«Ex Penicillina, colpa del Comune il grave degrado»
Il giudice sul palazzo. Occupanti condannati
Il degrado e lo stato di abbandono dell’enorme complesso dell’ex fabbrica della penicillina in via Tiburtina, a San Basilio, «è colpa del Comune». Così il giudice Cinzia Ippoliti nella sentenza di condanna a 300 euro di multa per occupazione abusiva emessa nei confronti di sei tunisini trovati all’interno dell’edificio nel 2014. Oggi sono oltre seicento gli immigrati che vivono nell’ex fabbrica che dal 2006 è di competenza del Campidoglio. La questione è emersa nel corso del dibattimento per accertare a chi spetti la cura e la conservazione del palazzo da quanto la Isf, società farmaceutica proprietaria dell’immobile, è diventata oggetto di procedura esecutiva e l’edificio è stato espropriato.
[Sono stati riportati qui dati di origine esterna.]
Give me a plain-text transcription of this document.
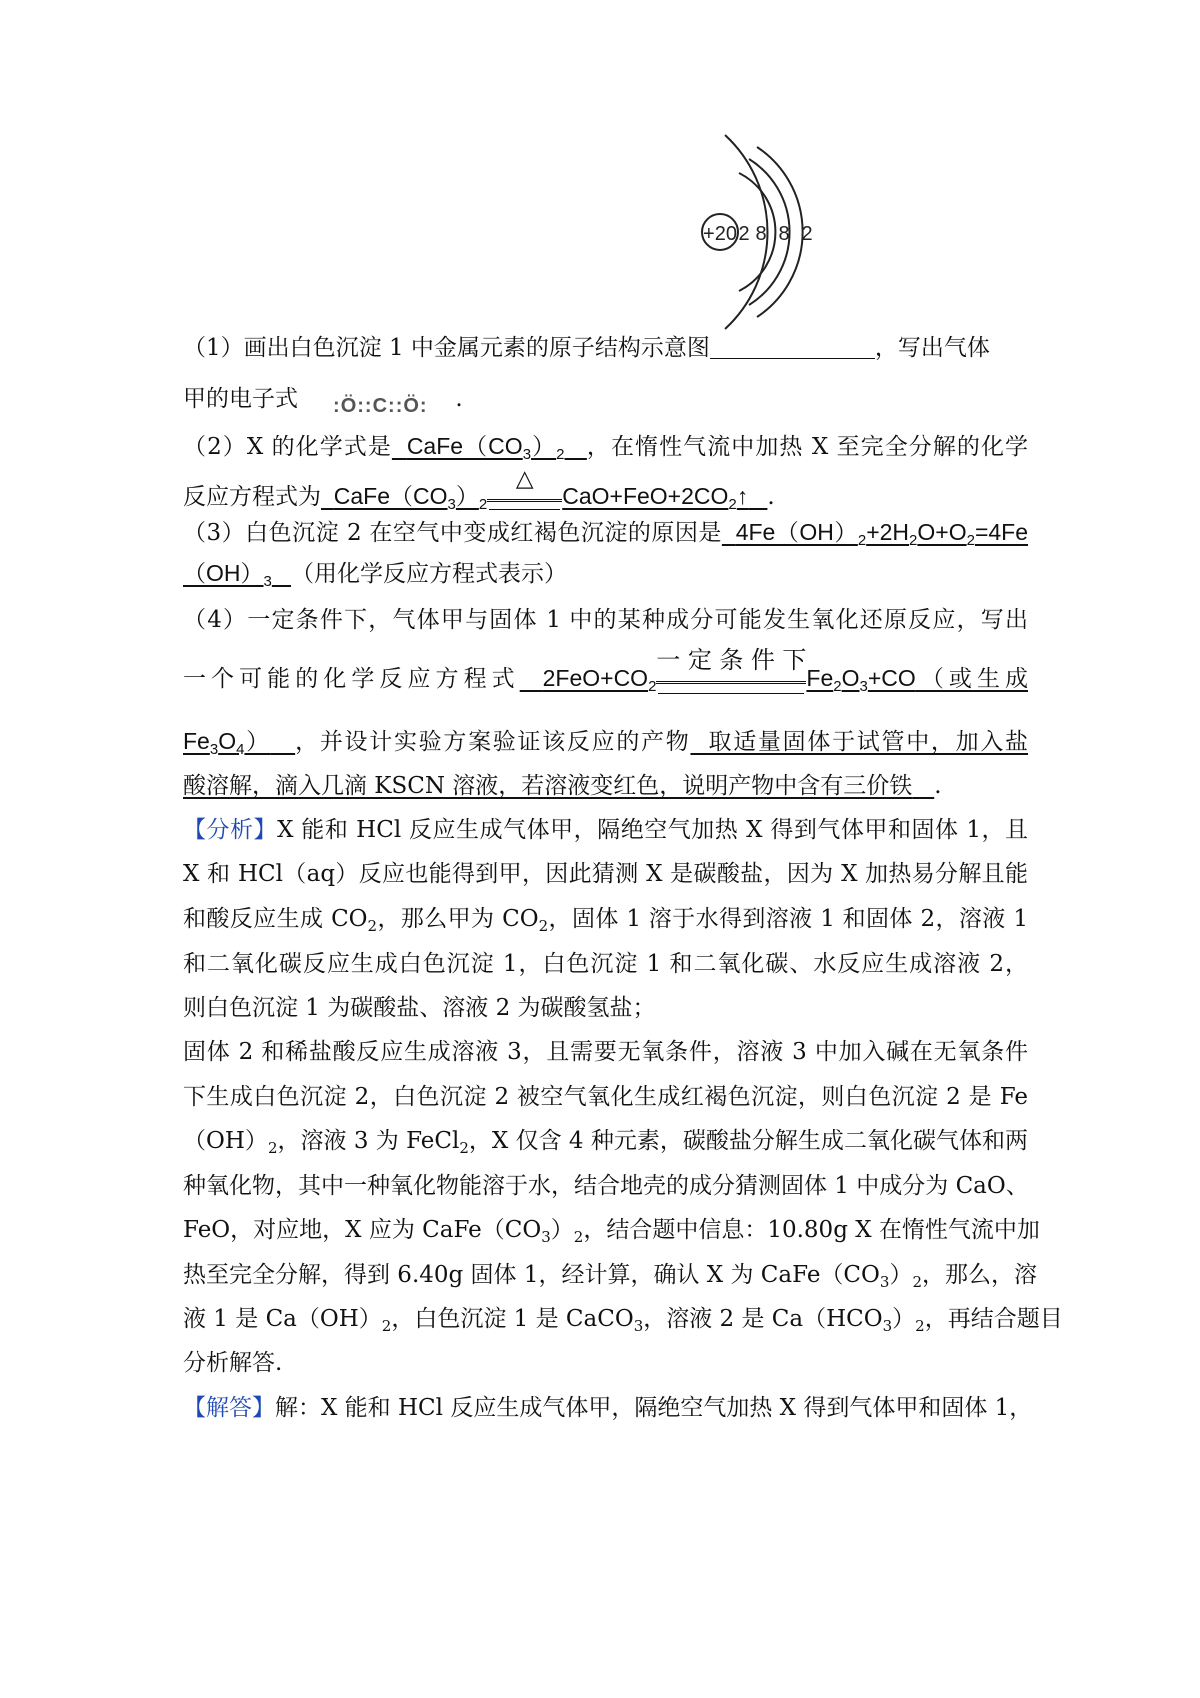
+20 2 8 8 2
（1）画出白色沉淀 1 中金属元素的原子结构示意图	，写出气体
甲的电子式 :Ö::C::Ö: .
（2）X 的化学式是 $CaFe(CO_3)_2$ ，在惰性气流中加热 X 至完全分解的化学
反应方程式为 $CaFe(CO_3)_2$
△
$CaO+FeO+2CO_2↑$ .
（3）白色沉淀 2 在空气中变成红褐色沉淀的原因是 $4Fe(OH)_2+2H_2O+O_2=4Fe$
$(OH)_3$ （用化学反应方程式表示）
（4）一定条件下，气体甲与固体 1 中的某种成分可能发生氧化还原反应，写出
一个可能的化学反应方程式 $2FeO+CO_2$
一定条件下
$Fe_2O_3+CO$（或生成
$Fe_3O_4$） ，并设计实验方案验证该反应的产物 取适量固体于试管中，加入盐
酸溶解，滴入几滴 KSCN 溶液，若溶液变红色，说明产物中含有三价铁 .
【分析】X 能和 HCl 反应生成气体甲，隔绝空气加热 X 得到气体甲和固体 1，且
X 和 HCl（aq）反应也能得到甲，因此猜测 X 是碳酸盐，因为 X 加热易分解且能
和酸反应生成 $CO_2$，那么甲为 $CO_2$，固体 1 溶于水得到溶液 1 和固体 2，溶液 1
和二氧化碳反应生成白色沉淀 1，白色沉淀 1 和二氧化碳、水反应生成溶液 2，
则白色沉淀 1 为碳酸盐、溶液 2 为碳酸氢盐；
固体 2 和稀盐酸反应生成溶液 3，且需要无氧条件，溶液 3 中加入碱在无氧条件
下生成白色沉淀 2，白色沉淀 2 被空气氧化生成红褐色沉淀，则白色沉淀 2 是 Fe
$(OH)_2$，溶液 3 为 FeCl$_2$，X 仅含 4 种元素，碳酸盐分解生成二氧化碳气体和两
种氧化物，其中一种氧化物能溶于水，结合地壳的成分猜测固体 1 中成分为 CaO、
FeO，对应地，X 应为 $CaFe(CO_3)_2$，结合题中信息：10.80g X 在惰性气流中加
热至完全分解，得到 6.40g 固体 1，经计算，确认 X 为 $CaFe(CO_3)_2$，那么，溶
液 1 是 $Ca(OH)_2$，白色沉淀 1 是 CaCO$_3$，溶液 2 是 $Ca(HCO_3)_2$，再结合题目
分析解答.
【解答】解：X 能和 HCl 反应生成气体甲，隔绝空气加热 X 得到气体甲和固体 1，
La gestione dell’ex fabbrica della penicillina «Leo» sulla Tiburtina – rifugio di uno dei clandestini accusati dello stupro e dell’omicidio Desirée Mariottini a San Lorenzo - è di competenza del Comune dal 2006. A rimarcarlo è il giudice Cinzia Ippoliti che attribuisce all’amministrazione capitolina la responsabilità «dell’estremo degrado» in cui versa il complesso, il primo da sgomberare tra gli stabili occupati. L’attribuzione della colpa al Campidoglio è uno dei passaggi chiave delle motivazioni della sentenza di condanna a 300 euro di multa con l’accusa di occupazione abusiva pronunciata nei confronti di sei tunisini. Gli imputati sono a processo, citati a giudizio dal pubblico ministero Maria Bice Barborini, dopo essere stati sorpresi nel 2014 a bivaccare nella struttura.
Durante l’istruttoria è stato affrontato il tema di chi abbia il dovere di curare la conservazione del sito. Questione che sorge nel 2006 quando la Isf srl, società che produce farmaci, diventa oggetto di procedura esecutiva. È allora che il Comune, approfittando dell’occasione, espropria una porzione dell’area per modificare la viabilità della zona. Piano che impone la rimozione di un muro e di diversi cancelli.
Che poi però non sono stati mai riposizionati provocando – come nota il giudice –l’ingresso degli stranieri. Certo – è scritto nella sentenza - anche sui custodi giudiziari pendono le stesse colpe.
Il risultato finale è l’«estremo degrado» del complesso. Dove nel 2014 gli imputati
vengono scoperti ad ammassare materassi e rifiuti. Situazione che perdura anche negli anni successivi, come emerge dalle testimonianze nel processo.
Nello stabile vivono almeno 500 persone in condizioni igienico-sanitarie precarie. Appena sabato scorso è stato spinto nel vuoto dal settimo piano un senegalese, vivo per miracolo. E a metà ottobre è stato trovato a nascondersi nella fabbrica uno degli assalitori di Desirèe. In passato nel complesso sono avvenuti due omicidi.